Brokedown Palace
- First edition cover
- Author: Steven Brust
- Cover artist: Alan Lee
- Language: English
- Genre: Fantasy
- Publisher: Ace Books
- Publication date: 1986
- Publication place: United States
- Media type: Print (Paperback)
- Pages: xiii + 270
- ISBN: 0-441-07181-3
- OCLC: 13067356
- Dewey Decimal: 813/.54 22
- LC Class: PS3552.R84 B76 2006

= Brokedown Palace (novel) =

1986 novel by Steven Brust

Brokedown Palace is a fantasy novel by American writer Steven Brust, the only stand-alone novel set in Dragaera. It was originally published as a paperback original by Ace Books in 1986 and reprinted several times over the next decade. A British edition appeared in 1991. Orb, an imprint of Tor Books, brought the novel back into print in trade paperback in 2006. It is also notable for being set in Fenario, the human-populated portion of that world. Brokedown Palace opens in a medieval setting where a young man lies with grave wounds beside a river. He is the victim of his brother, the king, who has a very evil temper. There are four brothers in total, and this book is mainly about their relationships and battles. The pace is kept off-kilter by brief chapters interjecting folklore or sidestepping to other seemingly unrelated stories. The story incorporates Hungarian folklore and is filled with metaphors; the castle, for instance, represents a body, as well as being a metaphor for the disintegration of the family and the kingdom.

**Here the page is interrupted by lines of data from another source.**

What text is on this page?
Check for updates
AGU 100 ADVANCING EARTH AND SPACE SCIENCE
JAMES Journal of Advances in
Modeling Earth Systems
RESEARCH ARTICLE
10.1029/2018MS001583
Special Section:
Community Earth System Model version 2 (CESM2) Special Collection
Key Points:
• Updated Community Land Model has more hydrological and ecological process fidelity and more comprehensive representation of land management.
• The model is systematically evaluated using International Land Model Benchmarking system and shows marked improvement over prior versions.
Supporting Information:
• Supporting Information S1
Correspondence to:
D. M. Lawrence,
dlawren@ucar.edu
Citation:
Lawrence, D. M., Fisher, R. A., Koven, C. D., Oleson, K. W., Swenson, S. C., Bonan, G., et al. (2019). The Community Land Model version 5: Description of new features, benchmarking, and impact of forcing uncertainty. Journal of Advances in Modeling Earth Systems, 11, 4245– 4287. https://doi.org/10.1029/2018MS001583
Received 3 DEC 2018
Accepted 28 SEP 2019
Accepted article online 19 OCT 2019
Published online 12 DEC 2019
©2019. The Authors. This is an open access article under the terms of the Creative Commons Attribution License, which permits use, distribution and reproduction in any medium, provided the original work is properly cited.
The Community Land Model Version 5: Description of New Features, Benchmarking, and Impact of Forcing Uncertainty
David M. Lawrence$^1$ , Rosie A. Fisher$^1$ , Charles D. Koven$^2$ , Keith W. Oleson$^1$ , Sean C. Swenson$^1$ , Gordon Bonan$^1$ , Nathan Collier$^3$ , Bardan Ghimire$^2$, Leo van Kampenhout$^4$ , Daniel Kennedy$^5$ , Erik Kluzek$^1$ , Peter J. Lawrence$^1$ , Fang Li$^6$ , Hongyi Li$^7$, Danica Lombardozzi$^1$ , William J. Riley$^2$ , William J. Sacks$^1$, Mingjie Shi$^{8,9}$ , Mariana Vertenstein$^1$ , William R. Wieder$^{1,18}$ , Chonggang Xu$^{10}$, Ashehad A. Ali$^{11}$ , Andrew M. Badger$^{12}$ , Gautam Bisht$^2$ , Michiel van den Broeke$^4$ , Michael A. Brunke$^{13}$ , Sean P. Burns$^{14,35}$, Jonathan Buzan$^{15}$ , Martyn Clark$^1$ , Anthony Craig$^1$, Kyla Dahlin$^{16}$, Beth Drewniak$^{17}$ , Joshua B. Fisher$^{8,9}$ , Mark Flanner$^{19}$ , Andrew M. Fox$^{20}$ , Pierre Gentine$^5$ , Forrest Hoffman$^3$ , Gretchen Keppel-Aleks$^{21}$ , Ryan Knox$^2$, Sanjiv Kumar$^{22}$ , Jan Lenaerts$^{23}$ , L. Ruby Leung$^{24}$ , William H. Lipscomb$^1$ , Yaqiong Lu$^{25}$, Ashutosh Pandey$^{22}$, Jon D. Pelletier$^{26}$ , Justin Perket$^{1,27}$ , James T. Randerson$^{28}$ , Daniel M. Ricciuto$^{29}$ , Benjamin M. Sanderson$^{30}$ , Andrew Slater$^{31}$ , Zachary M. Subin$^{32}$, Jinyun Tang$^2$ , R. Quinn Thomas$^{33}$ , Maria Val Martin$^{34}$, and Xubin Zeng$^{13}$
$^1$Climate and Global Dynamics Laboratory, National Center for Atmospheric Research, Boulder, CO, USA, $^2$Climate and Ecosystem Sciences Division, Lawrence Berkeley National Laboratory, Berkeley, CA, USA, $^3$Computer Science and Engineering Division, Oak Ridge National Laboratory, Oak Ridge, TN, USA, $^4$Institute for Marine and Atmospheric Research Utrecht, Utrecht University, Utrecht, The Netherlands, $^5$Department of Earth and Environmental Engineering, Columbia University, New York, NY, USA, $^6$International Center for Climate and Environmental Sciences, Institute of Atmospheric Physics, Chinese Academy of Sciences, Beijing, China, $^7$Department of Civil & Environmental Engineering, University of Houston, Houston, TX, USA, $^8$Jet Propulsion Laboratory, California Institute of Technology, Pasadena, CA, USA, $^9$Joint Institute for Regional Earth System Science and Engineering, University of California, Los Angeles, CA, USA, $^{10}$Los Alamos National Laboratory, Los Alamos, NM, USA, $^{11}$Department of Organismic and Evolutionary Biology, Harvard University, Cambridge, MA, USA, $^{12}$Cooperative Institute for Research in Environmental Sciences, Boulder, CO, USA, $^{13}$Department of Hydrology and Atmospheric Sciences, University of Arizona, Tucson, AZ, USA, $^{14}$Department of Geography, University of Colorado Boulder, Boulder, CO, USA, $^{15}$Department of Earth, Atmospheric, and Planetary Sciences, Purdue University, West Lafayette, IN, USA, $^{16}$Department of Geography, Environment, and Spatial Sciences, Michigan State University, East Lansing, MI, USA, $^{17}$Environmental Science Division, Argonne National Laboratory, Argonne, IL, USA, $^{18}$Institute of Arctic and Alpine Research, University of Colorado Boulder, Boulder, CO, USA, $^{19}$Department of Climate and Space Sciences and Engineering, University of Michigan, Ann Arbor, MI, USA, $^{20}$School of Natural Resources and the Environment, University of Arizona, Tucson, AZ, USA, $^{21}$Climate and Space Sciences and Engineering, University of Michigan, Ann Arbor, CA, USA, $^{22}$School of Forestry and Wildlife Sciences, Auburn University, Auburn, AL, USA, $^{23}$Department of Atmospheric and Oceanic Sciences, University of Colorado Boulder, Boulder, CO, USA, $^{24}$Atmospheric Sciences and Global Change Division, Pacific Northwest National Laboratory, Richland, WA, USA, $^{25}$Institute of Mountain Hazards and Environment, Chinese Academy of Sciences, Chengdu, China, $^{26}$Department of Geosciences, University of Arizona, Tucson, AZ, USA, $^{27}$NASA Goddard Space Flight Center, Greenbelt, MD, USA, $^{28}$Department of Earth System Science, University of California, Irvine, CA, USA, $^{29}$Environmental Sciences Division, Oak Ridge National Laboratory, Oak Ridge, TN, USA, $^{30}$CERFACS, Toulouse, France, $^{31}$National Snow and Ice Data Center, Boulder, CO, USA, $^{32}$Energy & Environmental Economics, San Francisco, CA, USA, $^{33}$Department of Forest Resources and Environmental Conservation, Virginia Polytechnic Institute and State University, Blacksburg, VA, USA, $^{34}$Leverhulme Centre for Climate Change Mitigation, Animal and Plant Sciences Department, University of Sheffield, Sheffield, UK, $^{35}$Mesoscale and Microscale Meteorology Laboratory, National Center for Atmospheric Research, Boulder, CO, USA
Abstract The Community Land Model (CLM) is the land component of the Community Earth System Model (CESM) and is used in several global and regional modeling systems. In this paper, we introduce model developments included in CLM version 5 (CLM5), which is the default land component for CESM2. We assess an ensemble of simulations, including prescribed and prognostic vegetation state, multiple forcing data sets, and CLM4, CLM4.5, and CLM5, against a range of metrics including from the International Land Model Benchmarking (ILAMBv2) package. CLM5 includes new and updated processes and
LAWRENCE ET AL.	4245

Brust has said that the story is inspired by the song "Brokedown Palace" by the band the Grateful Dead. This is acknowledged in the Orb edition, with the first names of the band members being listed on the dedication page, and the acknowledgments page including mention of the person who "started the whole thing by playing the song so beautifully; I fell in love with it even before I'd ever heard the boys do it".

==Major characters==
- Miklós, Prince of Fenario
- Laszlo, King of Fenario
- Andor, Prince of Fenario
- Vilmos, Prince of Fenario
- Sandor, a Wizard
- Brigitta, a girl of common yet uncommon birth
- Mariska, Countess of Mordfal
- Viktor, Captain of the King's Guards

==Plot summary==
The land of Fenario, on the borders of Faerie (read:Dragaera) is ruled by King Laszlo, oldest of four brothers. Prince Andor, second son, is an indulgent man, unable to discover his place. Prince Vilmos, third son, is a giant, such as are occasionally born into the line of Fenarr. The youngest, Prince Miklos, is at the center of the story. The family makes their home in a four-hundred-year-old palace, which is crumbling away under their feet.

The story concerns the destruction of their crumbling home, which serves as fulcrum around which many themes revolve. Desperation at things' ending, joy at new beginnings, and the way in which we choose to separate the two, are central themes of the novel.

==Devera==
The character of Devera is a nine-year-old girl with brown hair, who frequently inhabits Steven Brust's novels. In Brokedown Palace, she appears twice to Prince Miklos, both times to guide him in what must be done.

==Reception==
Orson Scott Card reviewed the novel favorably, praising "the flow of Brust's language" and concluding that Brokedown Palace is "Traditional, but never, not for a moment, ordinary."